Well yes one can argue about the basket used in the referenced study. I haven't looked into which one was used exactly, but in my experience of working with UN data (of which the WHO is a part), their measurement methodologies are usually quite sound and well-reasoned (of course you can always find something imperfect in the margin, especially for decisions made in the past and that haven't been changed to make it possible to measure change over time, but I'm talking overall). But that's quite a difference from the claimed and unsubstantiated 'totally wrong'.
For the second point, I don't think I'm fully understanding. Yes you can use exchange rates as a proxy or second-order measurement for inflation (measurement, not prediction, unless I'm missing something); but I fail to see the relevance of that for the current study, since we're (presumably, again I haven't studied the methodology and more specifically basket used to measure inflation/PPP in that much detail) talking about goods that are relatively little influenced by exchange rates (i.e., much of the consumption of the people on those 2$ budgets is local and based on subsistence farming and local trade).

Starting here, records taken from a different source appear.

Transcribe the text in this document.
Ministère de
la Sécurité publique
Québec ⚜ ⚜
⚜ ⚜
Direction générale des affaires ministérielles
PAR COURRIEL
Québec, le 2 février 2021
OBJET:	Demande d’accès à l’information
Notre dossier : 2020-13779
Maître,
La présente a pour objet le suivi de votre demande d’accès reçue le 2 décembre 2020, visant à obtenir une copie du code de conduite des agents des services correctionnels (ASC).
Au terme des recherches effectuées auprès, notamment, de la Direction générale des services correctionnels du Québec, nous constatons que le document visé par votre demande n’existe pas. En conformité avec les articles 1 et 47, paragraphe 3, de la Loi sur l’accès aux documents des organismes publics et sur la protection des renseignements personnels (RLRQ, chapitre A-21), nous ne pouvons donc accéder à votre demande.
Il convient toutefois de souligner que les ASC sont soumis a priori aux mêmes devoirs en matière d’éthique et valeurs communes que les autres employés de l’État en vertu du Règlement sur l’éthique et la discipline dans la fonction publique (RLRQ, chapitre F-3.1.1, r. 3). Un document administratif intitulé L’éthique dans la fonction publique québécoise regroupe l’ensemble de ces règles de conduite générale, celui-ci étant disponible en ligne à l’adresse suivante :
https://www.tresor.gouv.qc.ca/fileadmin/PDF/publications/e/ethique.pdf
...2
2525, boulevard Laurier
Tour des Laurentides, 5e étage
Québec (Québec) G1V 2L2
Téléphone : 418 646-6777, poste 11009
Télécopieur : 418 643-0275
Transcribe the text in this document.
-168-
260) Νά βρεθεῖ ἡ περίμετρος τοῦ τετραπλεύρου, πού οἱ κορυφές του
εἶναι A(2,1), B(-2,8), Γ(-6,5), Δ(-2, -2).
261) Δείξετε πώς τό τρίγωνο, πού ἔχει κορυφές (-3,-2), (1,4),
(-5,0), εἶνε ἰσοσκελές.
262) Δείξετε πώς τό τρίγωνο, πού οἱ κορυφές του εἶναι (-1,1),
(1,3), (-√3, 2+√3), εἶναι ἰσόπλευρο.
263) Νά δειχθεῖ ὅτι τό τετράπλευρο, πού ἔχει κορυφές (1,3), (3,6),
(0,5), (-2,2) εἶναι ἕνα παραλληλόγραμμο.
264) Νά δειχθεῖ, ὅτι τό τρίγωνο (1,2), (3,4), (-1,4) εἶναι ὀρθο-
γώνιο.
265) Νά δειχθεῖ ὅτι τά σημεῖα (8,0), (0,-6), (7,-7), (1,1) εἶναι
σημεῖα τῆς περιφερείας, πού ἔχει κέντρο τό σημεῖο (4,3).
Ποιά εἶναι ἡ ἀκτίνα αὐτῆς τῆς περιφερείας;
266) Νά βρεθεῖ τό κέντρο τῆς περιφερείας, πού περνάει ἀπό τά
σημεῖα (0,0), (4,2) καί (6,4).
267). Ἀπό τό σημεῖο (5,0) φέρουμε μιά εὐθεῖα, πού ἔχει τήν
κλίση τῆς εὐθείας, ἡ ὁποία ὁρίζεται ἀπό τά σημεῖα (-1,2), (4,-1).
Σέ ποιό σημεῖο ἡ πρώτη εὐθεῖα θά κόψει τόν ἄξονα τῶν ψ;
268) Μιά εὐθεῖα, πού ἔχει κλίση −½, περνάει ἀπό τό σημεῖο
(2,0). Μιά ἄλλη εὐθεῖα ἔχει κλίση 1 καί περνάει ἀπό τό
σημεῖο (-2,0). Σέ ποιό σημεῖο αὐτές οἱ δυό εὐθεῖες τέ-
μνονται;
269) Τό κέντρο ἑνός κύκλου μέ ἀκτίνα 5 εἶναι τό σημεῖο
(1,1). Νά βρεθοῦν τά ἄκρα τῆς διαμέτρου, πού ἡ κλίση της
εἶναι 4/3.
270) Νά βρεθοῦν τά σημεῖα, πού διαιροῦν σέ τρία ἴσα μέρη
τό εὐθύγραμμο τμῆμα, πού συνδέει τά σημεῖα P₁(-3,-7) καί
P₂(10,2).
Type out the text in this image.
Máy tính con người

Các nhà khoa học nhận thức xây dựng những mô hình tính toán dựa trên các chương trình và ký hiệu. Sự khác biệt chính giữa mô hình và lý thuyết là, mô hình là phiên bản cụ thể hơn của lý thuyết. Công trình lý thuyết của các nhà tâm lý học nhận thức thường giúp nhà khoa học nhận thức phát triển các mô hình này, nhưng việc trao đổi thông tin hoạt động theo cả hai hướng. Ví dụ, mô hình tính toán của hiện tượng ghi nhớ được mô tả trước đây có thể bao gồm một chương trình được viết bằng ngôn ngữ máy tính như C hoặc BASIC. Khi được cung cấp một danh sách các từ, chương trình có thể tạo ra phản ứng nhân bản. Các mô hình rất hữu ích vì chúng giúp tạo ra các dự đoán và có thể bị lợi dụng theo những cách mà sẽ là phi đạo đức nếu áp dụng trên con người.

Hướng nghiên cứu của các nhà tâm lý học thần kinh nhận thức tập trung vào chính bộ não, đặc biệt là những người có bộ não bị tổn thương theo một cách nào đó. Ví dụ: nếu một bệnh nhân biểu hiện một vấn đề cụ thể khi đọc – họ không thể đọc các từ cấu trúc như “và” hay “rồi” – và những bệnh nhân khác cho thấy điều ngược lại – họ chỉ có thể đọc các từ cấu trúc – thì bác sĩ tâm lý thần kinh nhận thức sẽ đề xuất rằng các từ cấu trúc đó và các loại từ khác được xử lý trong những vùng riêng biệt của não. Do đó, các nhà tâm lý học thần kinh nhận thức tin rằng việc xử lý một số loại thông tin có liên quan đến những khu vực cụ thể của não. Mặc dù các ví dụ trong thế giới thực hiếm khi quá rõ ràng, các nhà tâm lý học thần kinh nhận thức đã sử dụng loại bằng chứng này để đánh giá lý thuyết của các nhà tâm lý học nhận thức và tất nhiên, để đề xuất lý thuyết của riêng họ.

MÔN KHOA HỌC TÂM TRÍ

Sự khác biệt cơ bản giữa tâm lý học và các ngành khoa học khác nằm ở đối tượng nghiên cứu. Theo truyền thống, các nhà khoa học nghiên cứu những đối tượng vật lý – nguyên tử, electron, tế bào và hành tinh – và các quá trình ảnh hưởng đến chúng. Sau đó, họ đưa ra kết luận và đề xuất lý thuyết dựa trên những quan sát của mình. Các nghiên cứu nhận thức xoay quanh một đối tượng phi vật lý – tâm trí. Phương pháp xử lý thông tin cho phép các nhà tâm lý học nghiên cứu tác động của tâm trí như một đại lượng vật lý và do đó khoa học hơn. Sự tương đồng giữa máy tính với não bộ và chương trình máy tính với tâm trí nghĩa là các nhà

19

I wasn't just talking about individual inflation. For example, when a company that makes international sales reports record earnings in dollar, while the dollar sunk compared to almost every other currency, is this just misleading. Compare the revenue increase of the biggest companies with exchange rates, they are probably not as healthy as they appear on first sight. Maybe they are not growing at all and just the dollar inflated again.